Gastric corpus atrophy is defined as the loss of gastric glandular cells, with and without its replacement with fibrosis, intestinal metaplasia (IM), or pseudopyloric/pyloric metaplasia. In IM, the normal epithelium is replaced by intestinal epithelium that contains goblet and/or Paneth cells. In pseudopyloric metaplasia, also termed spasmolytic polypeptide-expressing metaplasia (SPEM), oxyntic glands are replaced by antral-like glands.
Four staging systems are interchangeably used to classify gastric atrophy, based on the extension and severity of histological changes: updated Sydney system, operative link on gastritis assessment (OLGA), Baylor system, and operative link on intestinal metaplasia assessment (OLGIM).
Updated Sydney system[8]
Intended to identify and resolve issues with the Sydney system (that emphasised the importance of combining topographical, morphological, and aetiological information to generate reproducible and clinically useful diagnoses). The final classification was improved to highlight the distinction between the atrophic and non-atrophic stomach.

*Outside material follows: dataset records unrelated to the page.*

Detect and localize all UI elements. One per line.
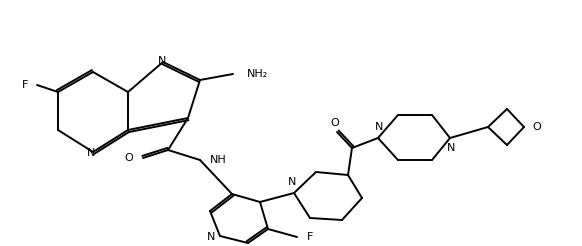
Text: N: N (158, 56, 166, 66)
Text: N: N (207, 232, 215, 242)
Text: N: N (288, 177, 296, 187)
Text: N: N (447, 143, 455, 153)
Text: F: F (22, 80, 28, 90)
Text: N: N (87, 148, 95, 158)
Text: O: O (331, 118, 339, 128)
Text: O: O (532, 122, 541, 132)
Text: O: O (124, 153, 133, 163)
Text: NH₂: NH₂ (247, 69, 268, 79)
Text: N: N (375, 122, 383, 132)
Text: NH: NH (210, 155, 227, 165)
Text: F: F (307, 232, 313, 242)
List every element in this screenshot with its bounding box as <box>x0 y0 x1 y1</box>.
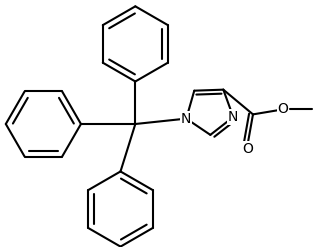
Text: O: O <box>243 142 253 156</box>
Text: N: N <box>228 110 239 124</box>
Text: N: N <box>181 112 191 125</box>
Text: O: O <box>277 102 288 117</box>
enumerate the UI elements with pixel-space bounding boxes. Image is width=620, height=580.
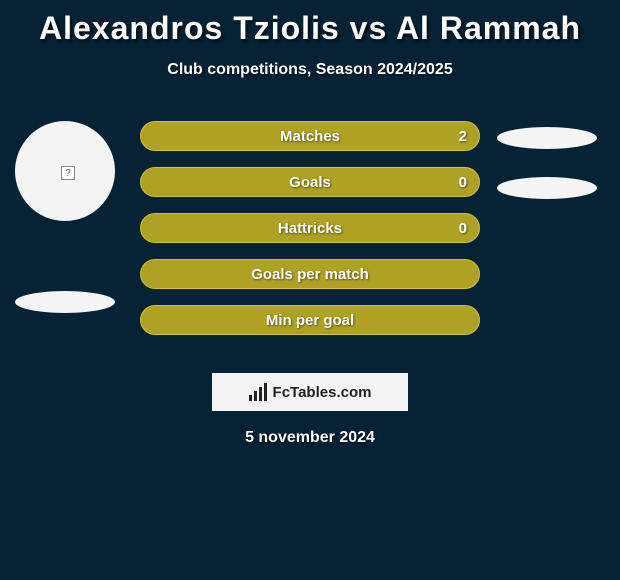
stat-bars: Matches 2 Goals 0 Hattricks 0 Goals per … xyxy=(140,121,480,351)
stat-label: Goals xyxy=(289,174,331,191)
stat-bar-goals: Goals 0 xyxy=(140,167,480,197)
player-right-shadow-1 xyxy=(497,127,597,149)
player-right-shadow-2 xyxy=(497,177,597,199)
stat-label: Min per goal xyxy=(266,312,354,329)
player-left-avatar: ? xyxy=(15,121,115,221)
stat-label: Hattricks xyxy=(278,220,342,237)
player-left-panel: ? xyxy=(10,121,120,313)
stat-label: Matches xyxy=(280,128,340,145)
stat-label: Goals per match xyxy=(251,266,369,283)
footer-brand-box: FcTables.com xyxy=(212,373,408,411)
stat-value: 0 xyxy=(459,220,467,237)
stat-value: 0 xyxy=(459,174,467,191)
missing-image-icon: ? xyxy=(61,166,75,180)
page-title: Alexandros Tziolis vs Al Rammah xyxy=(0,0,620,47)
player-left-shadow xyxy=(15,291,115,313)
chart-bars-icon xyxy=(249,383,267,401)
comparison-content: ? Matches 2 Goals 0 Hattricks 0 Goals pe… xyxy=(0,121,620,361)
footer-brand-text: FcTables.com xyxy=(273,384,372,401)
page-subtitle: Club competitions, Season 2024/2025 xyxy=(0,61,620,79)
stat-bar-min-per-goal: Min per goal xyxy=(140,305,480,335)
stat-value: 2 xyxy=(459,128,467,145)
stat-bar-goals-per-match: Goals per match xyxy=(140,259,480,289)
player-right-panel xyxy=(492,121,602,199)
footer-date: 5 november 2024 xyxy=(0,429,620,447)
stat-bar-matches: Matches 2 xyxy=(140,121,480,151)
stat-bar-hattricks: Hattricks 0 xyxy=(140,213,480,243)
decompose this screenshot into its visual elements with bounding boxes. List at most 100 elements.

Operative link on gastritis assessment (OLGA)[5][9][10]
The OLGA system integrates atrophy score and atrophy topography in one system. The grading system has been validated in one long-term follow-up study of 7436 patients; higher stages at the time of enrolment carried a higher risk of gastric dysplasia on follow-up.[11]
Baylor system[12]
Non-invasive testing with serum concentrations of pepsinogens and gastrin are used as indirect measures of gastric oxyntic mucosal functional integrity.
Operative link on intestinal metaplasia assessment (OLGIM)[10][13]
Recognises IM in gastric mucosa in an easier and more consistent manner than the OLGA system.